Lutte contre les ravageurs et insectes
Les rosiers peuvent être visités par divers insectes :
- Pucerons : Ils viennent se nourrir de la sève au printemps. Le traitement est simple : il faut les retirer manuellement ou les chasser au jet d’eau.
- Araignées rouges : Favorisées par la chaleur et l’humidité, elles forment parfois des toiles comme un voile blanc.
- Otiorhynques : Ces insectes nocturnes s’attaquent aux feuilles en les grignotant. Pour les capturer, disposez du papier journal au pied du rosier touché.
- Tenthrède des feuilles : Ces fausses chenilles grignotent les feuilles en laissant la dernière couche de tissus, formant des cercles transparents.
Favoriser la lutte biologique
Pour favoriser un bon équilibre au jardin, stimulez la présence d’insectes auxiliaires comme les syrphes ou les larves de coccinelles. Les oiseaux sont essentiels à votre jardin en se nourrissant des insectes ravageurs. L’installation de plantes répulsives ou attirantes (basilic, thym, œillets d’Inde, lavande, capucines) permet également de protéger vos rosiers.

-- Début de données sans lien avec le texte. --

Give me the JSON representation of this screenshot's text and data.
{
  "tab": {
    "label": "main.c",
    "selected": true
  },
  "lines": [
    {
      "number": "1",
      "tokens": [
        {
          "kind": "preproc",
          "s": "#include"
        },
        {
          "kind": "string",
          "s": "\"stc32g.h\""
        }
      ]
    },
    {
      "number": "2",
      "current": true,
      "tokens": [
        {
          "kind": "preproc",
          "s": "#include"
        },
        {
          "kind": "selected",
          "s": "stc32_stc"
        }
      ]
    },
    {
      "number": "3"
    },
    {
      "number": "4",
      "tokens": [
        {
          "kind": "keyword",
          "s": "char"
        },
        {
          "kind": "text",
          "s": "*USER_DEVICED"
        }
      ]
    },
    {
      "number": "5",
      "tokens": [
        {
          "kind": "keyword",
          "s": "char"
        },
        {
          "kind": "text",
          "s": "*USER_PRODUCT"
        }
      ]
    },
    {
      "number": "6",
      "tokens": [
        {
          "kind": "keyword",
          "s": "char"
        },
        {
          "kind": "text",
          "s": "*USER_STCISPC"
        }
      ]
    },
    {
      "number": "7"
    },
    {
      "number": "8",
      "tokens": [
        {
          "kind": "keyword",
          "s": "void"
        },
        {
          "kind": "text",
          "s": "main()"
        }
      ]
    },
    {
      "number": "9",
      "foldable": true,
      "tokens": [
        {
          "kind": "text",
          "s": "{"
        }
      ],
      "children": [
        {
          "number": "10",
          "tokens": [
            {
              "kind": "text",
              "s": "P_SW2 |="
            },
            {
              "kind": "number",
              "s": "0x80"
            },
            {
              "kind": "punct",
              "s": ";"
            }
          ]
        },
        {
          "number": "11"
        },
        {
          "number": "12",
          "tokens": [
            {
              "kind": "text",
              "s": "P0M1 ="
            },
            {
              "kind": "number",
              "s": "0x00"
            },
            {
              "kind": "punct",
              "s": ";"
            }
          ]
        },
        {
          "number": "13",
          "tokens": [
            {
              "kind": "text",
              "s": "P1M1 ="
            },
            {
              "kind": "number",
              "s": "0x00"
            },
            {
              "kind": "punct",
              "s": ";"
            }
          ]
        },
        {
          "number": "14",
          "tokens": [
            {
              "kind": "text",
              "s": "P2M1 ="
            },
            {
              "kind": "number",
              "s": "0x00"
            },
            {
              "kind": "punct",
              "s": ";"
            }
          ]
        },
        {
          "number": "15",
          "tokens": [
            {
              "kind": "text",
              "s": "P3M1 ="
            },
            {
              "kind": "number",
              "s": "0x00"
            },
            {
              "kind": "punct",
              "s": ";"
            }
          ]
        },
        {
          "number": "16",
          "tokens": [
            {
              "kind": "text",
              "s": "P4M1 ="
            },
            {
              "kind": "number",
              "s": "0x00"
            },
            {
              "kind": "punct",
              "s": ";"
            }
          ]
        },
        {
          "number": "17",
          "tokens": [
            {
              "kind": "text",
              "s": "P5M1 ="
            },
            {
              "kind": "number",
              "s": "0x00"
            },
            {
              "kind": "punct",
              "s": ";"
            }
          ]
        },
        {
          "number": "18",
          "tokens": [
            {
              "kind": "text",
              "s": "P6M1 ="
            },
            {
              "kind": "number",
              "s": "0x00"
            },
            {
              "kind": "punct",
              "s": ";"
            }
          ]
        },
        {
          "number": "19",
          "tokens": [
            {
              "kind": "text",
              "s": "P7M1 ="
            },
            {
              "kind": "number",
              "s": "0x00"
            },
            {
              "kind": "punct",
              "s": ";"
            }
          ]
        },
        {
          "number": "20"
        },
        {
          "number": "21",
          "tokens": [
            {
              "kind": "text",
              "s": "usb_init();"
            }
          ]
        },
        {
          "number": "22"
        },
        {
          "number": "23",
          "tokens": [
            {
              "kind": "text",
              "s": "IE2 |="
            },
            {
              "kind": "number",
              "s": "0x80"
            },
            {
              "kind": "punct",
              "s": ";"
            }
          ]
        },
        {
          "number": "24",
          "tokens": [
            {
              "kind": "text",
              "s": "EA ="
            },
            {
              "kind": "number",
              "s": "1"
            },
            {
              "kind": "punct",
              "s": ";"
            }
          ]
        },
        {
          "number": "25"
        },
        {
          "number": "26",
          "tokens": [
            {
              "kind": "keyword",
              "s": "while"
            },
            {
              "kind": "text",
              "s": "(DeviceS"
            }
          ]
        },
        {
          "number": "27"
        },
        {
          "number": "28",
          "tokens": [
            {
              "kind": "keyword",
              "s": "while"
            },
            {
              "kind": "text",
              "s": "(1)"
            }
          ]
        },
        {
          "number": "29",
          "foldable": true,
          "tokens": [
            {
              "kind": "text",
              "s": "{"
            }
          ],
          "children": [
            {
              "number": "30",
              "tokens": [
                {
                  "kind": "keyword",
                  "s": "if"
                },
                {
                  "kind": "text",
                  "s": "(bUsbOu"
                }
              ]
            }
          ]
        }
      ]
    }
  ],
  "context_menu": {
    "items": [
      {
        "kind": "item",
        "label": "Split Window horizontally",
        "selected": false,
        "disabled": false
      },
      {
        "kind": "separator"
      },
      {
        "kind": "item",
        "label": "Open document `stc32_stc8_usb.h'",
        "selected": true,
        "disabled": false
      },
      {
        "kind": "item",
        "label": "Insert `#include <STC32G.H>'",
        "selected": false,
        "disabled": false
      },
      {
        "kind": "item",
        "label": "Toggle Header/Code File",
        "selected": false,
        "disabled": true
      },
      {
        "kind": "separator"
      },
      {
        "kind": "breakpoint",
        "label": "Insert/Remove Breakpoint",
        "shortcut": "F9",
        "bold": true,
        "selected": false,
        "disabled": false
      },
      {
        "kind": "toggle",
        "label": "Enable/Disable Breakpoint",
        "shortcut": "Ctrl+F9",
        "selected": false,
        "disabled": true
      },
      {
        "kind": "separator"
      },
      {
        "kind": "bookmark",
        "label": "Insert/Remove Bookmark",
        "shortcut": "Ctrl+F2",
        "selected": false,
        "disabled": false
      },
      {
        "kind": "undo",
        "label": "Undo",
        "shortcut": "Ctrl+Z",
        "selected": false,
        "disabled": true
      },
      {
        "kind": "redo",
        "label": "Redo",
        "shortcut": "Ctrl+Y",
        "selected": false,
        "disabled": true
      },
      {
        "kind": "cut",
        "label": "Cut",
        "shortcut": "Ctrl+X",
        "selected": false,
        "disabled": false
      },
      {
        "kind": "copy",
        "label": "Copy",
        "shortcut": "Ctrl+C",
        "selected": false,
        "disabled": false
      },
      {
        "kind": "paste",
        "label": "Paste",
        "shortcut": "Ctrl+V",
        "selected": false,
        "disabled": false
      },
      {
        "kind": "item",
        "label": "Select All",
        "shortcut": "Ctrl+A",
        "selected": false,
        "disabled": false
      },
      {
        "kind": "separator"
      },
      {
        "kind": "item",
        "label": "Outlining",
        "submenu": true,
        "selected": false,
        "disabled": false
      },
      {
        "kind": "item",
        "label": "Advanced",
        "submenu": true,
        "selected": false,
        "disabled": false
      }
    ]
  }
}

Traitements naturels et remèdes de grand-mère
Pour les plus créatifs, vous pouvez réaliser des décoctions maison à la prêle ou à l’ail. Contre l’oïdium, un mélange d’eau et de lait est efficace. Contre les pucerons, l’eau savonneuse empêche leur installation. Les purins végétaux comme le purin d’orties, de fougère ou l’extrait de prêle peuvent contribuer à renforcer les défenses naturelles du rosier. En cas de chlorose ferrique, mélangez de l’anti-chlorose dans l’eau d’arrosage pour compenser la carence en fer du sol.

Comprendre les signaux de stress
Il peut arriver de repérer sur les feuilles l’apparition de taches grises à noires en stries. Rien de grave, votre rosier a sûrement subi un moment de stress lié à un chaud-froid ou un petit stress hydrique. En début de saison, des boutons peuvent avorter : c’est souvent lié à un coup de gel tardif. Observez vos rosiers chaque semaine pendant la saison de croissance. Plus vous détectez tôt les premiers symptômes, plus vous pouvez agir rapidement et limiter les dégâts. Une surveillance régulière reste le meilleur moyen de garder vos rosiers en bonne santé. Parlez à vos rosiers et regardez-les avec l’œil expert que vous avez maintenant acquis.